Everything came back negative.

But her tell-tale signs of fever and cough had pointed to the correct diagnosis. The woman tested positive for COVID-19.

Neurological symptoms are not considered typical of coronavirus, so the doctors also performed a CT scan of her brain.

Dark spots on the resulting can indicate that parts of her brain are less dense than they should appear in a healthy brain.

That told the woman’s doctors that either fluid had built up in these regions, or chunks of her brain cells had died off.

In particular, the woman’s thalamus showed damage. The thalamus sends sensory information from the far reaches of the body to the cerebral cortex, which processes those signals.

Further scans revealed the woman’s brain also had lesions, or brain bleeds, in her temporal lobes, which are involved consciousness and memory as well as sensation.

Taken together, the scans confirmed the doctors’ suspicions.

The team had suspected encephalitis at the outset, but then back-to-back CCT and MRI scans made the diagnosis.

Encephalitis is a dangerous brain swelling condition that can come on as a result of any number of kinds of trauma, as well as severe infections.
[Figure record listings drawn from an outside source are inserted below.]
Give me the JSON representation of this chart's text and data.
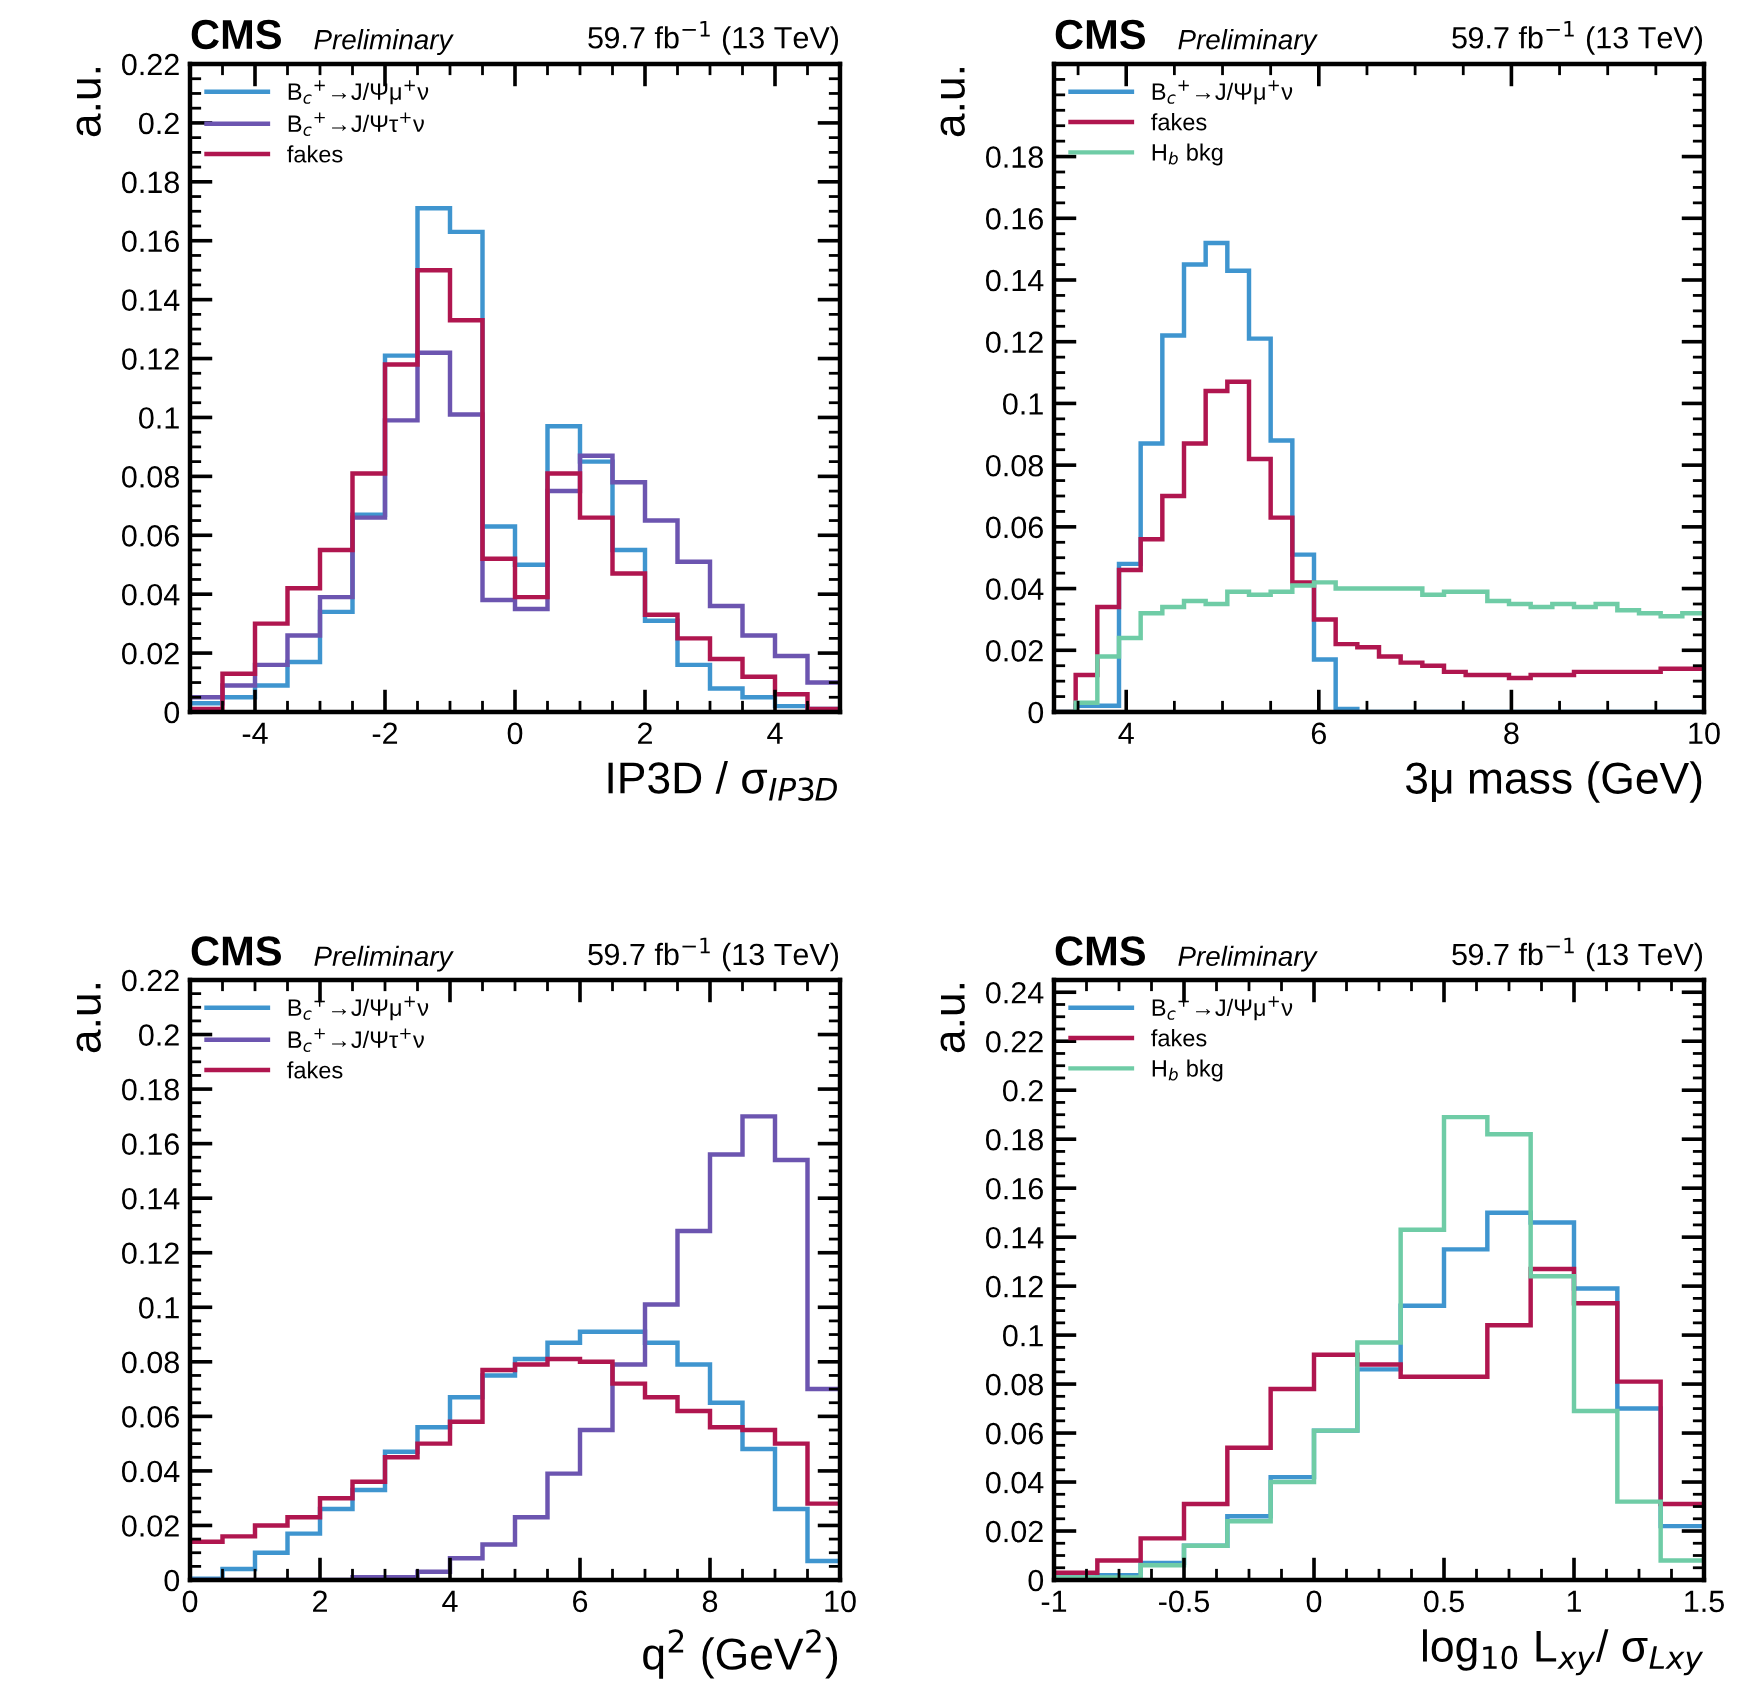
{
  "chart_data": [
    {
      "type": "histogram",
      "title": "CMS",
      "subtitle": "Preliminary",
      "annotations": [
        "59.7 fb$^{−1}$ (13 TeV)"
      ],
      "xlabel": "IP3D / σ$_{IP3D}$",
      "ylabel": "a.u.",
      "legend": "top left",
      "xlim": [
        -5,
        5
      ],
      "xticks": [
        -4,
        -2,
        0,
        2,
        4
      ],
      "ylim": [
        0,
        0.22
      ],
      "yticks": [
        0,
        0.02,
        0.04,
        0.06,
        0.08,
        0.1,
        0.12,
        0.14,
        0.16,
        0.18,
        0.2,
        0.22
      ],
      "bins": [
        -5,
        -4.5,
        -4,
        -3.5,
        -3,
        -2.5,
        -2,
        -1.5,
        -1,
        -0.5,
        0,
        0.5,
        1,
        1.5,
        2,
        2.5,
        3,
        3.5,
        4,
        4.5,
        5
      ],
      "series": [
        {
          "name": "B$_{c}$$^{+}$→J/Ψμ$^{+}$ν",
          "color": "#3f95cf",
          "values": [
            0.003,
            0.005,
            0.009,
            0.017,
            0.034,
            0.067,
            0.121,
            0.171,
            0.163,
            0.063,
            0.05,
            0.097,
            0.085,
            0.055,
            0.031,
            0.016,
            0.008,
            0.005,
            0.002,
            0.001
          ]
        },
        {
          "name": "B$_{c}$$^{+}$→J/Ψτ$^{+}$ν",
          "color": "#6c55b0",
          "values": [
            0.005,
            0.009,
            0.016,
            0.026,
            0.039,
            0.066,
            0.099,
            0.122,
            0.101,
            0.038,
            0.035,
            0.075,
            0.087,
            0.078,
            0.065,
            0.051,
            0.036,
            0.026,
            0.019,
            0.01
          ]
        },
        {
          "name": "fakes",
          "color": "#b0164f",
          "values": [
            0.001,
            0.013,
            0.03,
            0.042,
            0.055,
            0.081,
            0.118,
            0.15,
            0.133,
            0.052,
            0.039,
            0.081,
            0.066,
            0.047,
            0.033,
            0.025,
            0.018,
            0.012,
            0.006,
            0.001
          ]
        }
      ]
    },
    {
      "type": "histogram",
      "title": "CMS",
      "subtitle": "Preliminary",
      "annotations": [
        "59.7 fb$^{−1}$ (13 TeV)"
      ],
      "xlabel": "3μ mass (GeV)",
      "ylabel": "a.u.",
      "legend": "top left",
      "xlim": [
        3.25,
        10
      ],
      "xticks": [
        4,
        6,
        8,
        10
      ],
      "ylim": [
        0,
        0.21
      ],
      "yticks": [
        0,
        0.02,
        0.04,
        0.06,
        0.08,
        0.1,
        0.12,
        0.14,
        0.16,
        0.18
      ],
      "bins": [
        3.25,
        3.475,
        3.7,
        3.925,
        4.15,
        4.375,
        4.6,
        4.825,
        5.05,
        5.275,
        5.5,
        5.725,
        5.95,
        6.175,
        6.4,
        6.625,
        6.85,
        7.075,
        7.3,
        7.525,
        7.75,
        7.975,
        8.2,
        8.425,
        8.65,
        8.875,
        9.1,
        9.325,
        9.55,
        9.775,
        10
      ],
      "series": [
        {
          "name": "B$_{c}$$^{+}$→J/Ψμ$^{+}$ν",
          "color": "#3f95cf",
          "values": [
            0,
            0.002,
            0.002,
            0.048,
            0.087,
            0.122,
            0.145,
            0.152,
            0.143,
            0.121,
            0.088,
            0.051,
            0.017,
            0.001,
            0,
            0,
            0,
            0,
            0,
            0,
            0,
            0,
            0,
            0,
            0,
            0,
            0,
            0,
            0,
            0
          ]
        },
        {
          "name": "fakes",
          "color": "#b0164f",
          "values": [
            0,
            0.012,
            0.034,
            0.046,
            0.056,
            0.07,
            0.087,
            0.104,
            0.107,
            0.082,
            0.063,
            0.042,
            0.03,
            0.022,
            0.021,
            0.018,
            0.016,
            0.015,
            0.013,
            0.012,
            0.012,
            0.011,
            0.012,
            0.012,
            0.013,
            0.013,
            0.013,
            0.013,
            0.014,
            0.014
          ]
        },
        {
          "name": "H$_{b}$ bkg",
          "color": "#6fcca6",
          "values": [
            0,
            0.003,
            0.018,
            0.024,
            0.032,
            0.034,
            0.036,
            0.035,
            0.039,
            0.038,
            0.039,
            0.041,
            0.042,
            0.04,
            0.04,
            0.04,
            0.04,
            0.038,
            0.039,
            0.039,
            0.036,
            0.035,
            0.034,
            0.035,
            0.034,
            0.035,
            0.033,
            0.032,
            0.031,
            0.032
          ]
        }
      ]
    },
    {
      "type": "histogram",
      "title": "CMS",
      "subtitle": "Preliminary",
      "annotations": [
        "59.7 fb$^{−1}$ (13 TeV)"
      ],
      "xlabel": "q$^{2}$ (GeV$^{2}$)",
      "ylabel": "a.u.",
      "legend": "top left",
      "xlim": [
        0,
        10
      ],
      "xticks": [
        0,
        2,
        4,
        6,
        8,
        10
      ],
      "ylim": [
        0,
        0.22
      ],
      "yticks": [
        0,
        0.02,
        0.04,
        0.06,
        0.08,
        0.1,
        0.12,
        0.14,
        0.16,
        0.18,
        0.2,
        0.22
      ],
      "bins": [
        0,
        0.5,
        1,
        1.5,
        2,
        2.5,
        3,
        3.5,
        4,
        4.5,
        5,
        5.5,
        6,
        6.5,
        7,
        7.5,
        8,
        8.5,
        9,
        9.5,
        10
      ],
      "series": [
        {
          "name": "B$_{c}$$^{+}$→J/Ψμ$^{+}$ν",
          "color": "#3f95cf",
          "values": [
            0.0005,
            0.004,
            0.01,
            0.017,
            0.026,
            0.033,
            0.047,
            0.056,
            0.067,
            0.075,
            0.081,
            0.087,
            0.091,
            0.091,
            0.087,
            0.079,
            0.065,
            0.048,
            0.026,
            0.007
          ]
        },
        {
          "name": "B$_{c}$$^{+}$→J/Ψτ$^{+}$ν",
          "color": "#6c55b0",
          "values": [
            0,
            0,
            0,
            0,
            0,
            0.001,
            0.001,
            0.003,
            0.008,
            0.013,
            0.023,
            0.039,
            0.055,
            0.079,
            0.101,
            0.128,
            0.156,
            0.17,
            0.154,
            0.07
          ]
        },
        {
          "name": "fakes",
          "color": "#b0164f",
          "values": [
            0.014,
            0.016,
            0.02,
            0.023,
            0.03,
            0.036,
            0.045,
            0.05,
            0.058,
            0.077,
            0.079,
            0.081,
            0.08,
            0.072,
            0.067,
            0.062,
            0.056,
            0.055,
            0.05,
            0.028
          ]
        }
      ]
    },
    {
      "type": "histogram",
      "title": "CMS",
      "subtitle": "Preliminary",
      "annotations": [
        "59.7 fb$^{−1}$ (13 TeV)"
      ],
      "xlabel": "log$_{10}$ L$_{xy}$/ σ$_{Lxy}$",
      "ylabel": "a.u.",
      "legend": "top left",
      "xlim": [
        -1,
        1.5
      ],
      "xticks": [
        -1,
        -0.5,
        0,
        0.5,
        1,
        1.5
      ],
      "ylim": [
        0,
        0.245
      ],
      "yticks": [
        0,
        0.02,
        0.04,
        0.06,
        0.08,
        0.1,
        0.12,
        0.14,
        0.16,
        0.18,
        0.2,
        0.22,
        0.24
      ],
      "bins": [
        -1,
        -0.8333,
        -0.6667,
        -0.5,
        -0.3333,
        -0.1667,
        0,
        0.1667,
        0.3333,
        0.5,
        0.6667,
        0.8333,
        1,
        1.1667,
        1.3333,
        1.5
      ],
      "series": [
        {
          "name": "B$_{c}$$^{+}$→J/Ψμ$^{+}$ν",
          "color": "#3f95cf",
          "values": [
            0.001,
            0.002,
            0.007,
            0.014,
            0.026,
            0.042,
            0.061,
            0.086,
            0.112,
            0.135,
            0.15,
            0.146,
            0.119,
            0.07,
            0.022
          ]
        },
        {
          "name": "fakes",
          "color": "#b0164f",
          "values": [
            0.003,
            0.008,
            0.017,
            0.031,
            0.054,
            0.078,
            0.092,
            0.088,
            0.083,
            0.083,
            0.104,
            0.127,
            0.113,
            0.081,
            0.031
          ]
        },
        {
          "name": "H$_{b}$ bkg",
          "color": "#6fcca6",
          "values": [
            0.001,
            0.001,
            0.006,
            0.014,
            0.024,
            0.04,
            0.061,
            0.097,
            0.143,
            0.189,
            0.182,
            0.124,
            0.069,
            0.032,
            0.008
          ]
        }
      ]
    }
  ]
}
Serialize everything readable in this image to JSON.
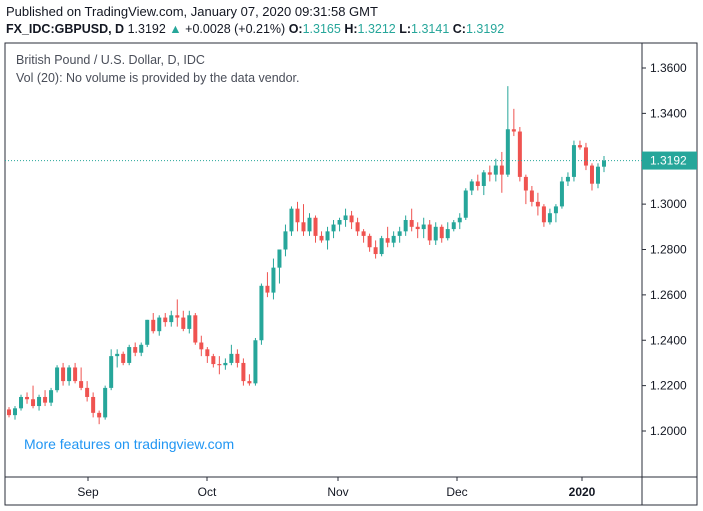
{
  "header": {
    "published": "Published on TradingView.com, January 07, 2020 09:31:58 GMT",
    "symbol": "FX_IDC:GBPUSD, D",
    "last": "1.3192",
    "change_arrow": "▲",
    "change": "+0.0028 (+0.21%)",
    "o_label": "O:",
    "o_value": "1.3165",
    "h_label": "H:",
    "h_value": "1.3212",
    "l_label": "L:",
    "l_value": "1.3141",
    "c_label": "C:",
    "c_value": "1.3192"
  },
  "overlay": {
    "title": "British Pound / U.S. Dollar, D, IDC",
    "volume_note": "Vol (20): No volume is provided by the data vendor.",
    "promo": "More features on tradingview.com"
  },
  "colors": {
    "up": "#26a69a",
    "down": "#ef5350",
    "price_line": "#26a69a",
    "promo": "#2196f3"
  },
  "chart_data": {
    "type": "candlestick",
    "title": "British Pound / U.S. Dollar, D, IDC",
    "ylim": [
      1.18,
      1.37
    ],
    "y_ticks": [
      "1.2000",
      "1.2200",
      "1.2400",
      "1.2600",
      "1.2800",
      "1.3000",
      "1.3200",
      "1.3400",
      "1.3600"
    ],
    "x_labels": [
      "Sep",
      "Oct",
      "Nov",
      "Dec",
      "2020"
    ],
    "current_price": "1.3192",
    "candles": [
      [
        1.2095,
        1.2105,
        1.206,
        1.207
      ],
      [
        1.207,
        1.211,
        1.205,
        1.21
      ],
      [
        1.21,
        1.216,
        1.209,
        1.215
      ],
      [
        1.215,
        1.217,
        1.212,
        1.214
      ],
      [
        1.214,
        1.22,
        1.21,
        1.211
      ],
      [
        1.211,
        1.216,
        1.209,
        1.215
      ],
      [
        1.215,
        1.218,
        1.211,
        1.2125
      ],
      [
        1.2125,
        1.219,
        1.211,
        1.218
      ],
      [
        1.218,
        1.229,
        1.217,
        1.228
      ],
      [
        1.228,
        1.23,
        1.22,
        1.222
      ],
      [
        1.222,
        1.229,
        1.22,
        1.228
      ],
      [
        1.228,
        1.23,
        1.221,
        1.222
      ],
      [
        1.222,
        1.228,
        1.218,
        1.219
      ],
      [
        1.219,
        1.222,
        1.213,
        1.215
      ],
      [
        1.215,
        1.217,
        1.206,
        1.208
      ],
      [
        1.208,
        1.209,
        1.203,
        1.206
      ],
      [
        1.206,
        1.22,
        1.205,
        1.219
      ],
      [
        1.219,
        1.236,
        1.218,
        1.233
      ],
      [
        1.233,
        1.236,
        1.228,
        1.234
      ],
      [
        1.234,
        1.235,
        1.229,
        1.23
      ],
      [
        1.23,
        1.238,
        1.229,
        1.237
      ],
      [
        1.237,
        1.239,
        1.233,
        1.2345
      ],
      [
        1.2345,
        1.239,
        1.233,
        1.238
      ],
      [
        1.238,
        1.249,
        1.237,
        1.249
      ],
      [
        1.249,
        1.252,
        1.243,
        1.244
      ],
      [
        1.244,
        1.251,
        1.242,
        1.25
      ],
      [
        1.25,
        1.252,
        1.246,
        1.248
      ],
      [
        1.248,
        1.253,
        1.246,
        1.251
      ],
      [
        1.251,
        1.258,
        1.246,
        1.25
      ],
      [
        1.25,
        1.253,
        1.244,
        1.245
      ],
      [
        1.245,
        1.253,
        1.243,
        1.251
      ],
      [
        1.251,
        1.252,
        1.238,
        1.239
      ],
      [
        1.239,
        1.242,
        1.233,
        1.236
      ],
      [
        1.236,
        1.237,
        1.23,
        1.233
      ],
      [
        1.233,
        1.234,
        1.228,
        1.2295
      ],
      [
        1.2295,
        1.233,
        1.225,
        1.229
      ],
      [
        1.229,
        1.232,
        1.227,
        1.23
      ],
      [
        1.23,
        1.238,
        1.229,
        1.234
      ],
      [
        1.234,
        1.236,
        1.228,
        1.23
      ],
      [
        1.23,
        1.232,
        1.22,
        1.222
      ],
      [
        1.222,
        1.225,
        1.22,
        1.221
      ],
      [
        1.221,
        1.241,
        1.22,
        1.24
      ],
      [
        1.24,
        1.265,
        1.238,
        1.264
      ],
      [
        1.264,
        1.27,
        1.259,
        1.261
      ],
      [
        1.261,
        1.276,
        1.258,
        1.272
      ],
      [
        1.272,
        1.28,
        1.265,
        1.28
      ],
      [
        1.28,
        1.291,
        1.277,
        1.288
      ],
      [
        1.288,
        1.299,
        1.286,
        1.298
      ],
      [
        1.298,
        1.301,
        1.288,
        1.292
      ],
      [
        1.292,
        1.3,
        1.286,
        1.288
      ],
      [
        1.288,
        1.296,
        1.286,
        1.294
      ],
      [
        1.294,
        1.295,
        1.283,
        1.286
      ],
      [
        1.286,
        1.288,
        1.283,
        1.284
      ],
      [
        1.284,
        1.29,
        1.28,
        1.288
      ],
      [
        1.288,
        1.293,
        1.285,
        1.291
      ],
      [
        1.291,
        1.294,
        1.288,
        1.293
      ],
      [
        1.293,
        1.298,
        1.29,
        1.295
      ],
      [
        1.295,
        1.297,
        1.289,
        1.292
      ],
      [
        1.292,
        1.294,
        1.286,
        1.288
      ],
      [
        1.288,
        1.289,
        1.283,
        1.286
      ],
      [
        1.286,
        1.287,
        1.279,
        1.281
      ],
      [
        1.281,
        1.284,
        1.276,
        1.278
      ],
      [
        1.278,
        1.286,
        1.277,
        1.285
      ],
      [
        1.285,
        1.29,
        1.281,
        1.283
      ],
      [
        1.283,
        1.288,
        1.281,
        1.286
      ],
      [
        1.286,
        1.29,
        1.283,
        1.288
      ],
      [
        1.288,
        1.295,
        1.286,
        1.293
      ],
      [
        1.293,
        1.298,
        1.288,
        1.29
      ],
      [
        1.29,
        1.292,
        1.285,
        1.289
      ],
      [
        1.289,
        1.294,
        1.285,
        1.291
      ],
      [
        1.291,
        1.293,
        1.282,
        1.284
      ],
      [
        1.284,
        1.292,
        1.282,
        1.29
      ],
      [
        1.29,
        1.291,
        1.283,
        1.285
      ],
      [
        1.285,
        1.292,
        1.284,
        1.289
      ],
      [
        1.289,
        1.293,
        1.288,
        1.292
      ],
      [
        1.292,
        1.296,
        1.289,
        1.294
      ],
      [
        1.294,
        1.307,
        1.293,
        1.306
      ],
      [
        1.306,
        1.311,
        1.304,
        1.31
      ],
      [
        1.31,
        1.313,
        1.306,
        1.308
      ],
      [
        1.308,
        1.315,
        1.304,
        1.314
      ],
      [
        1.314,
        1.317,
        1.31,
        1.313
      ],
      [
        1.313,
        1.32,
        1.31,
        1.317
      ],
      [
        1.317,
        1.323,
        1.305,
        1.313
      ],
      [
        1.313,
        1.352,
        1.312,
        1.333
      ],
      [
        1.333,
        1.342,
        1.33,
        1.332
      ],
      [
        1.332,
        1.334,
        1.31,
        1.312
      ],
      [
        1.312,
        1.313,
        1.3,
        1.306
      ],
      [
        1.306,
        1.308,
        1.299,
        1.301
      ],
      [
        1.301,
        1.305,
        1.295,
        1.299
      ],
      [
        1.299,
        1.3,
        1.29,
        1.292
      ],
      [
        1.292,
        1.298,
        1.291,
        1.296
      ],
      [
        1.296,
        1.3,
        1.292,
        1.299
      ],
      [
        1.299,
        1.312,
        1.298,
        1.31
      ],
      [
        1.31,
        1.314,
        1.308,
        1.312
      ],
      [
        1.312,
        1.328,
        1.31,
        1.326
      ],
      [
        1.326,
        1.328,
        1.324,
        1.325
      ],
      [
        1.325,
        1.327,
        1.315,
        1.317
      ],
      [
        1.317,
        1.318,
        1.306,
        1.309
      ],
      [
        1.309,
        1.318,
        1.307,
        1.3165
      ],
      [
        1.3165,
        1.3212,
        1.3141,
        1.3192
      ]
    ]
  }
}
Brain swelling may trigger seizures in these patients too, as was seen in the 74-year-old man with coronavirus in Boca Raton, Florida. He also suffered from chronic lung disease and Parkinson’s, but his loss of speech combined with the other symptoms tipped the man’s doctors off to the possibility of encephalitis.

Reports of this complication have only been sporadic in the US thus far, but Italy has seen enough cases for one hospital at the University of Brescia to create an entire ‘NeuroCovid’ unit to administer to patients who had pre-existing or developed neurological conditions.

Chinese researchers were the first to report the brain complication in some coronavirus patients there.